8. The method for preparing a three-dimensional reinforced composite material joint according to claim 7, characterized in that: The height of the metal insert should be slightly shorter than the machining mounting hole size of the composite layer.
9. The method for preparing a three-dimensional reinforced composite material joint according to claim 7, characterized in that: The application of release agent in step (1) is as follows: release agent needs to be sprayed on the surface of each block of the mold, and sprayed repeatedly 2-4 times, with an interval of 20-30 minutes each time.
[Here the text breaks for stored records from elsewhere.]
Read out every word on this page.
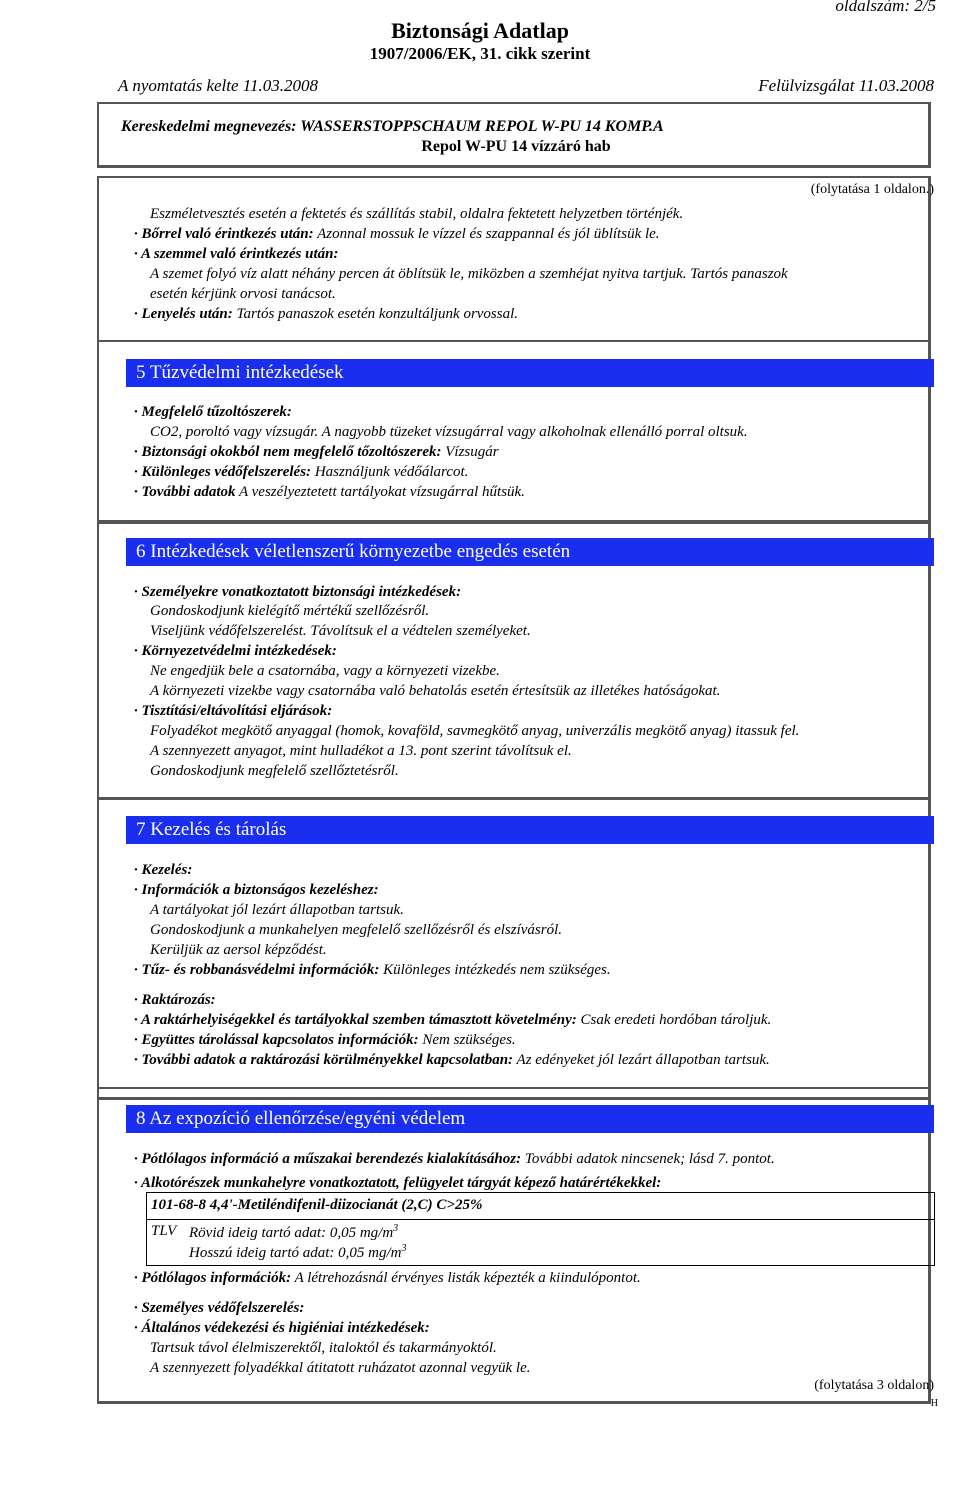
oldalszám: 2/5
Biztonsági Adatlap
1907/2006/EK, 31. cikk szerint
A nyomtatás kelte 11.03.2008	Felülvizsgálat 11.03.2008
Kereskedelmi megnevezés: WASSERSTOPPSCHAUM REPOL W-PU 14 KOMP.A
Repol W-PU 14 vízzáró hab
(folytatása 1 oldalon.)
Eszméletvesztés esetén a fektetés és szállítás stabil, oldalra fektetett helyzetben történjék.
· Bőrrel való érintkezés után: Azonnal mossuk le vízzel és szappannal és jól üblítsük le.
· A szemmel való érintkezés után:
A szemet folyó víz alatt néhány percen át öblítsük le, miközben a szemhéjat nyitva tartjuk. Tartós panaszok
esetén kérjünk orvosi tanácsot.
· Lenyelés után: Tartós panaszok esetén konzultáljunk orvossal.
5 Tűzvédelmi intézkedések
· Megfelelő tűzoltószerek:
CO2, poroltó vagy vízsugár. A nagyobb tüzeket vízsugárral vagy alkoholnak ellenálló porral oltsuk.
· Biztonsági okokból nem megfelelő tőzoltószerek: Vízsugár
· Különleges védőfelszerelés: Használjunk védőálarcot.
· További adatok A veszélyeztetett tartályokat vízsugárral hűtsük.
6 Intézkedések véletlenszerű környezetbe engedés esetén
· Személyekre vonatkoztatott biztonsági intézkedések:
Gondoskodjunk kielégítő mértékű szellőzésről.
Viseljünk védőfelszerelést. Távolítsuk el a védtelen személyeket.
· Környezetvédelmi intézkedések:
Ne engedjük bele a csatornába, vagy a környezeti vizekbe.
A környezeti vizekbe vagy csatornába való behatolás esetén értesítsük az illetékes hatóságokat.
· Tisztítási/eltávolítási eljárások:
Folyadékot megkötő anyaggal (homok, kovaföld, savmegkötő anyag, univerzális megkötő anyag) itassuk fel.
A szennyezett anyagot, mint hulladékot a 13. pont szerint távolítsuk el.
Gondoskodjunk megfelelő szellőztetésről.
7 Kezelés és tárolás
· Kezelés:
· Információk a biztonságos kezeléshez:
A tartályokat jól lezárt állapotban tartsuk.
Gondoskodjunk a munkahelyen megfelelő szellőzésről és elszívásról.
Kerüljük az aersol képződést.
· Tűz- és robbanásvédelmi információk: Különleges intézkedés nem szükséges.
· Raktározás:
· A raktárhelyiségekkel és tartályokkal szemben támasztott követelmény: Csak eredeti hordóban tároljuk.
· Együttes tárolással kapcsolatos információk: Nem szükséges.
· További adatok a raktározási körülményekkel kapcsolatban: Az edényeket jól lezárt állapotban tartsuk.
8 Az expozíció ellenőrzése/egyéni védelem
· Pótlólagos információ a műszakai berendezés kialakításához: További adatok nincsenek; lásd 7. pontot.
· Alkotórészek munkahelyre vonatkoztatott, felügyelet tárgyát képező határértékekkel:
101-68-8 4,4'-Metiléndifenil-diizocianát (2,C) C>25%
TLV Rövid ideig tartó adat: 0,05 $mg/m^3$
Hosszú ideig tartó adat: 0,05 $mg/m^3$
· Pótlólagos információk: A létrehozásnál érvényes listák képezték a kiindulópontot.
· Személyes védőfelszerelés:
· Általános védekezési és higiéniai intézkedések:
Tartsuk távol élelmiszerektől, italoktól és takarmányoktól.
A szennyezett folyadékkal átitatott ruházatot azonnal vegyük le.
(folytatása 3 oldalon)
H
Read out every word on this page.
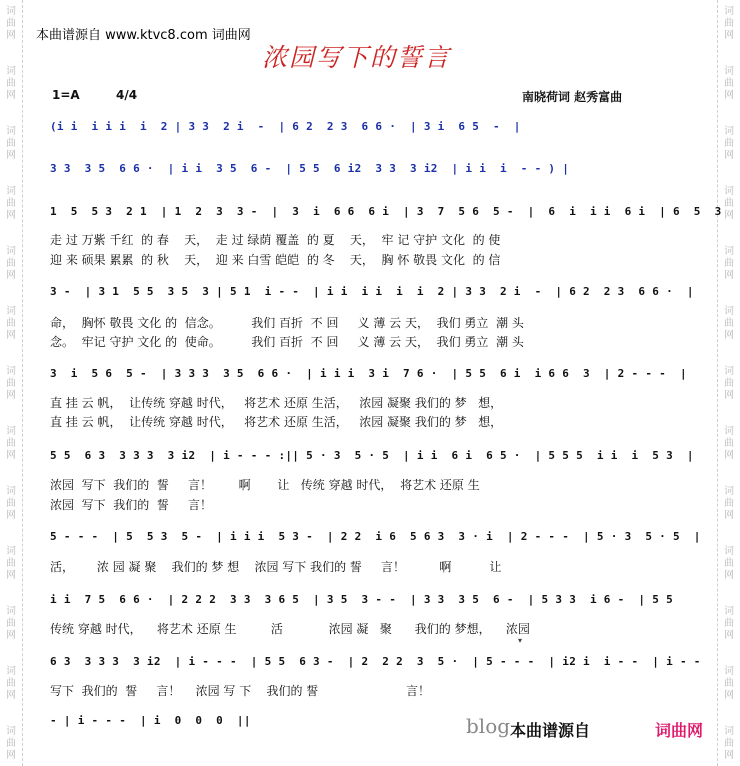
词
曲
网
词
曲
网
词
曲
网
词
曲
网
词
曲
网
词
曲
网
词
曲
网
词
曲
网
词
曲
网
词
曲
网
词
曲
网
词
曲
网
词
曲
网
词
曲
网
词
曲
网
词
曲
网
词
曲
网
词
曲
网
词
曲
网
词
曲
网
词
曲
网
词
曲
网
词
曲
网
词
曲
网
词
曲
网
词
曲
网
本曲谱源自 www.ktvc8.com 词曲网
浓园写下的誓言
1=A	4/4	南晓荷词 赵秀富曲
(i i  i i i  i  2 | 3 3  2 i  -  | 6 2  2 3  6 6 ·  | 3 i  6 5  -  |
3 3  3 5  6 6 ·  | i i  3 5  6 -  | 5 5  6 i2  3 3  3 i2  | i i  i  - - ) |
1  5  5 3  2 1  | 1  2  3  3 -  |  3  i  6 6  6 i  | 3  7  5 6  5 -  |  6  i  i i  6 i  | 6  5  3
走 过 万紫 千红  的 春    天，  走 过 绿荫 覆盖  的 夏    天，  牢 记 守护 文化  的 使
迎 来 硕果 累累  的 秋    天，  迎 来 白雪 皑皑  的 冬    天，  胸 怀 敬畏 文化  的 信
3 -  | 3 1  5 5  3 5  3 | 5 1  i - -  | i i  i i  i  i  2 | 3 3  2 i  -  | 6 2  2 3  6 6 ·  |
命，  胸怀 敬畏 文化 的  信念。        我们 百折  不 回     义 薄 云 天，  我们 勇立  潮 头
念。  牢记 守护 文化 的  使命。        我们 百折  不 回     义 薄 云 天，  我们 勇立  潮 头
3  i  5 6  5 -  | 3 3 3  3 5  6 6 ·  | i i i  3 i  7 6 ·  | 5 5  6 i  i 6 6  3  | 2 - - -  |
直 挂 云 帆，  让传统 穿越 时代，   将艺术 还原 生活，   浓园 凝聚 我们的 梦   想，
直 挂 云 帆，  让传统 穿越 时代，   将艺术 还原 生活，   浓园 凝聚 我们的 梦   想，
5 5  6 3  3 3 3  3 i2  | i - - - :|| 5 · 3  5 · 5  | i i  6 i  6 5 ·  | 5 5 5  i i  i  5 3  |
浓园  写下  我们的  誓     言！       啊       让   传统 穿越 时代，  将艺术 还原 生
浓园  写下  我们的  誓     言！
5 - - -  | 5  5 3  5 -  | i i i  5 3 -  | 2 2  i 6  5 6 3  3 · i  | 2 - - -  | 5 · 3  5 · 5  |
活，      浓 园 凝 聚    我们的 梦 想    浓园 写下 我们的 誓     言！         啊          让
i i  7 5  6 6 ·  | 2 2 2  3 3  3 6 5  | 3 5  3 - -  | 3 3  3 5  6 -  | 5 3 3  i 6 -  | 5 5
传统 穿越 时代，    将艺术 还原 生         活            浓园 凝   聚      我们的 梦想，    浓园
6 3  3 3 3  3 i2  | i - - -  | 5 5  6 3 -  | 2  2 2  3  5 ·  | 5 - - -  | i2 i  i - -  | i - -
写下  我们的  誓     言！    浓园 写 下    我们的 誓                       言！
- | i - - -  | i  0  0  0  ||
▾
blog 本曲谱源自	词曲网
Finally, after the release agent has completely dried and formed a film, the assembly step is carried out.
10. The method for preparing a three-dimensional reinforced composite material joint according to claim 7, characterized in that: Step (3) Pre-forming process includes, but is not limited to, vacuuming or cold pressing pre-forming through multiple male molds; Step (7) Sandblasting the surface of the metal insert column before applying adhesive.
11. The application of the three-dimensional reinforced composite material joint of claim 1 in solid rocket motor casings.